I guided stakeholders through a discussion on problem framing, elaborating that what we often perceive as “laziness” has deep ties to human psychology and problem-solving. Drawing parallels to cognitive bias and design constraints, I made the case that we should first explore user motivations and barriers before committing to a solution.
To their credit, stakeholders gave us space to investigate. We shifted from solutioning to problem definition, aligning our team around a hypothesis that the issue wasn’t just user behavior.
We conducted mixed-methods research to explore how users interacted with the support system.
Highlighted pain points in trust, past failures, and lack of clarity
Surfaced consistent dissatisfaction with findability and usefulness
Identified high bounce rates and failure loops in key flows
Mapped misalignments between system labels and user mental models
One user summarized the sentiment well: “I tried going through the appropriate process, but at the end of the day I still had to call someone.”
Patterns pointed to a core insight: users weren’t bypassing the system because they were lazy, they did it because previous attempts to use the portal had failed them. They had learned the system couldn’t be trusted to deliver results, and resorted to workaround behaviors.
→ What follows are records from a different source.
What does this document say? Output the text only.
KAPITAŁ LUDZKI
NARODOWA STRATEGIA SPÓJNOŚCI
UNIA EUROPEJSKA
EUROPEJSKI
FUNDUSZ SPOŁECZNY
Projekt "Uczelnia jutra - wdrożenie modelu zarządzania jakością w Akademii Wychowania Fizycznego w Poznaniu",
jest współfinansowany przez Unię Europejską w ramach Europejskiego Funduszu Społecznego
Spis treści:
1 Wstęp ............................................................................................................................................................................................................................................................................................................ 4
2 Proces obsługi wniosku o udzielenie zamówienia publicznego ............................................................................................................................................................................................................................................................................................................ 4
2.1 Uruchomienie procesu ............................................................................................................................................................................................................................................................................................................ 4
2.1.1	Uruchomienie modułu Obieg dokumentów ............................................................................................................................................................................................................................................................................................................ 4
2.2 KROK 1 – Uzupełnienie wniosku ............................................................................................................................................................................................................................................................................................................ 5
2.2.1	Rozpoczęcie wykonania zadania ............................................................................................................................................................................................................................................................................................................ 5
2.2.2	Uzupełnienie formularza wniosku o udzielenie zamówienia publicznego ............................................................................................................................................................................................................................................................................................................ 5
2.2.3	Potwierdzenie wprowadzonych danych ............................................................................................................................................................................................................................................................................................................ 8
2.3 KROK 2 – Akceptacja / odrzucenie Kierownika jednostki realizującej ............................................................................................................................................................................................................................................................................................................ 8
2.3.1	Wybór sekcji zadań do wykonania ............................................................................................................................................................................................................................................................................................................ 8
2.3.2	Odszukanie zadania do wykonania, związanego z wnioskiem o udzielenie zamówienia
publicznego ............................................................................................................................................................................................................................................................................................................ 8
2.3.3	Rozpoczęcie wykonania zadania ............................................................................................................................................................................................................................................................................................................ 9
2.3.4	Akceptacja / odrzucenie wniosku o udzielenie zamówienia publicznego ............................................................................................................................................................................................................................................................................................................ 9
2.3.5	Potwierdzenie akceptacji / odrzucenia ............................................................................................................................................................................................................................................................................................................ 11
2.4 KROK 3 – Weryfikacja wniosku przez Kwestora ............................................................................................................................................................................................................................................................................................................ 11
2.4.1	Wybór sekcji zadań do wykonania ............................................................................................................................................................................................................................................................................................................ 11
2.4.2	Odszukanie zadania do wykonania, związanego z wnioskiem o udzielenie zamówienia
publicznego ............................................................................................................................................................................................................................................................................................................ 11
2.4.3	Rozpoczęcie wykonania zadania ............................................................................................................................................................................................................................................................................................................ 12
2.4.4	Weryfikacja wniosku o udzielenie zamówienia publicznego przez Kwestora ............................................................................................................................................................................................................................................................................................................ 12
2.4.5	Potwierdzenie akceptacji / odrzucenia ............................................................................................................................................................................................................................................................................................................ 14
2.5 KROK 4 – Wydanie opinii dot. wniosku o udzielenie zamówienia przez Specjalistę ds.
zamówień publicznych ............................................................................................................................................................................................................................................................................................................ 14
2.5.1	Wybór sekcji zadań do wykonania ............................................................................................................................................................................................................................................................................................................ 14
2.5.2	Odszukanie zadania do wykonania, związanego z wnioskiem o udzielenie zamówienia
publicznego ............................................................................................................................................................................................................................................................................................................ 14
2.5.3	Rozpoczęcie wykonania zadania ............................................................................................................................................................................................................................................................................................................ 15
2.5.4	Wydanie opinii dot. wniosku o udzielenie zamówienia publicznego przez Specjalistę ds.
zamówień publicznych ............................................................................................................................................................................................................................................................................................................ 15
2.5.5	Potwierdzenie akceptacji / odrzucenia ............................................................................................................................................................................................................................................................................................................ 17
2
We developed a strategic proposal to restructure the support experience at multiple levels. This proposal was organized into three progressive stages based on user needs and business readiness.
We began with a comprehensive content audit, cataloguing over 500 support categories. We imported these into Mural, clustered them by theme, and analyzed labeling patterns and redundancies. Many categories overlapped in vague or inconsistent ways, undermining search and navigation.
We used tree testing via Optimal Workshop to evaluate the clarity and logic of reorganized taxonomies. We ran three rounds of testing with 65 participants, adjusting the taxonomy based on user input and failed tasks. As the structure improved, misclassification rates dropped significantly.
The final taxonomy was aligned to ServiceNow’s system capabilities and handed off to the Knowledge Management team for implementation.
With the content groundwork in place, we turned our attention to the portal interface. Our primary design goal was to minimize dependency on support providers by improving self-service outcomes. We mapped new user flows based on our improved information architecture, aligning them to common user goals. Rapid iteration helped us quickly test low-fidelity prototypes.
Despite this, we encountered repeated breakdowns during developer handoff. While initial sprint reviews were positive, engineering later deemed our solutions too complex. This created delivery delays and eroded trust.
To resolve the issue, I restructured our design validation process:
Introduced mid-fidelity feasibility checkpoints to flag complexity earlier
Embedded system documentation into design artifacts
Facilitated cross-team retrospectives to rebuild rapport
These steps restored alignment and enabled us to deliver a feasible, validated interface redesign.
Originally staffed to design a predetermined solution for a misunderstood problem, we were able to not only improve stakeholders’ metrics, but also help restore their confidence in the portal as a product. This led to the successful relaunch of a virtual agent that had failed in the past.
In rising to the challenge of this project, we were able to transform how a global enterprise empowered and supported its workforce.
“Users are lazy” is an indicator of design failure, not a user flaw. We must design systems that account for human psychology.
Politics are part of the process. Understanding power dynamics and organizational pressures allowed us to build better alignment.
Assumptions drain velocity. Teams need shared definitions and constraint scaffolding to move quickly without rework.